De fait, entre 2004 et 2024, presque la moitié (48%) des personnes de nationalité étrangère immigrées en Suisse avec un permis leur permettant de faire partie de la population résidente permanente l’a fait au motif d’exercer une activité lucrative [8]. Le deuxième motif le plus important a été le regroupement familial (31%). Le regroupement familial, un droit fondamental protégé notamment par la Convention internationale relative aux droits de l’enfant, «suit» en quelque sorte l’immigration pour le travail. Et une partie des personnes entrées en Suisse dans le cadre du regroupement familial rejoignent ensuite directement le marché du travail. La troisième raison la plus importante d’immigration en Suisse est la formation (11%), dans les hautes écoles principalement. La formation des hautes écoles est étroitement liée à la recherche et à ses débouchés économiques. En résumé, au cours des vingt dernières années, neuf entrées sur dix de personnes immigrées en Suisse sont directement ou indirectement liées aux besoins de «l’économie».

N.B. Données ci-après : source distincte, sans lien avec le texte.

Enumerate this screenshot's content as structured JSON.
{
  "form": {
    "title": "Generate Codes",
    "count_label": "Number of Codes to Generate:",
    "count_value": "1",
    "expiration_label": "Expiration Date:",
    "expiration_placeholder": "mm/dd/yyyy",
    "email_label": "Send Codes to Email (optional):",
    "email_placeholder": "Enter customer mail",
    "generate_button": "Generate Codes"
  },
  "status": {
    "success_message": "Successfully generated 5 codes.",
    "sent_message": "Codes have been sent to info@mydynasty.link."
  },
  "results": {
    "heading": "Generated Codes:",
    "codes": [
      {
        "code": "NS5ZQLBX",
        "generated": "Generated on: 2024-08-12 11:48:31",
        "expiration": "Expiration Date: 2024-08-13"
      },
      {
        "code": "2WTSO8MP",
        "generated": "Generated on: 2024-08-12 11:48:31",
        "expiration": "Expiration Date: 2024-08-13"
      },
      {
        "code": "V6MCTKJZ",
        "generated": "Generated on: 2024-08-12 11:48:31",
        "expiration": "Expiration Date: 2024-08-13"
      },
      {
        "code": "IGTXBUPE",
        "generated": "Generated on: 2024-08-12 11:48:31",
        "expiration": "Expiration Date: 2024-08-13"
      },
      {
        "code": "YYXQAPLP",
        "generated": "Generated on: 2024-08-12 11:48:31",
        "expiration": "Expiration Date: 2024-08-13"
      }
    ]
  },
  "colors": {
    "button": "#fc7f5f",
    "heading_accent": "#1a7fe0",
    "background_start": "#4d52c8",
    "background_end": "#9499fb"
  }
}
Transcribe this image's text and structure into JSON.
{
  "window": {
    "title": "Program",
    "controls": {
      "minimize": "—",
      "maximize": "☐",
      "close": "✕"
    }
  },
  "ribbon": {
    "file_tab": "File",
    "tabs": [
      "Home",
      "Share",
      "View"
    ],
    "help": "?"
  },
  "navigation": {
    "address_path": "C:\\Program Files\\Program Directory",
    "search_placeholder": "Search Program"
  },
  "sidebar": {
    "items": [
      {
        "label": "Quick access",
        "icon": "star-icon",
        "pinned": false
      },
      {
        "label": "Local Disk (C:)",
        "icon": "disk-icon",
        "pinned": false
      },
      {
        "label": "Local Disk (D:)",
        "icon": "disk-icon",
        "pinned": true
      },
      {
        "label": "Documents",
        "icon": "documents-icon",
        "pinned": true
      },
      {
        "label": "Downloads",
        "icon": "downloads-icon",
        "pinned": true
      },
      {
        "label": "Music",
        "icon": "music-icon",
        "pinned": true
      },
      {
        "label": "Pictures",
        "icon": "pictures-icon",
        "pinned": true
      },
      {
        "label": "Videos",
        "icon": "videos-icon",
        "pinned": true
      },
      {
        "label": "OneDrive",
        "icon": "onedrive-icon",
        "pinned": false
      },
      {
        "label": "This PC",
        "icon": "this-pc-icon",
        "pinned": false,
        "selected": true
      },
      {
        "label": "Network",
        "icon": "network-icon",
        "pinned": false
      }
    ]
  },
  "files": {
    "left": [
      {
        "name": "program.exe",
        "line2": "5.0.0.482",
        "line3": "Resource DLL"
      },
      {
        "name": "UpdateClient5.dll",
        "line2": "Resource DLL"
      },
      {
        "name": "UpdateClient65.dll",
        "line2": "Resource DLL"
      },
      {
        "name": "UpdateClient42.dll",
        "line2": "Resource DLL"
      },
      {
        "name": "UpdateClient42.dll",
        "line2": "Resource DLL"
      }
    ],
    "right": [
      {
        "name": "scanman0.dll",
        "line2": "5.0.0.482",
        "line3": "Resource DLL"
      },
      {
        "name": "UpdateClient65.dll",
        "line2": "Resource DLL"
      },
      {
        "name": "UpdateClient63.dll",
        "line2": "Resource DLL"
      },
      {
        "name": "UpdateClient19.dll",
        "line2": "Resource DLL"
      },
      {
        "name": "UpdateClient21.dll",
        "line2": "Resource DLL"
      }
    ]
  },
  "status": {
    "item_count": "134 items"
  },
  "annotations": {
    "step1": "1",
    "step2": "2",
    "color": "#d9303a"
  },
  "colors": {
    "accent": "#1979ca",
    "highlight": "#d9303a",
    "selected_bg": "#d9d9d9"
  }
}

En comparaison, les entrées dans la population résidente permanente de personnes réfugiées ou relevant des «cas de rigueur» représentent à peine 6% du total. Alors que les personnes dans le monde fuyant leur pays à la recherche d’un asile n’ont jamais été aussi nombreuses, la Suisse en fait toujours moins dans ce domaine: jusqu’en 2012, elle accueillait environ 6% des demandes d’asile en Europe, depuis 2015, cette part a été divisée par deux [9]. Et economiesuisse revendique, comme l’UDC, encore plus de «rigueur» dans l’application de loi sur l’asile, c’est-à-dire encore plus de refoulements! [10]
Pour le patronat, c’est «exploitation sans frontières»
Troisième constat. Les «besoins de l’économie» sont donc le moteur de l’immigration en Suisse et de la croissance de la population. Mais quels sont ces «besoins»? Et qui en décide?
Les personnes immigrées qui viennent en Suisse au motif d’une activité lucrative ne se sont pas «auto-invitées»: elles ont conclu un contrat de travail avec un employeur, qui les a recrutées. Les personnes immigrées acceptent ces contrats de travail parce qu’elles y voient un avantage (échapper au chômage, avoir un emploi mieux payé, réaliser une étape nécessaire dans sa carrière professionnelle, …), malgré l’obligation de quitter son pays. Mais ce sont les entreprises qui décident de les recruter, ou pas.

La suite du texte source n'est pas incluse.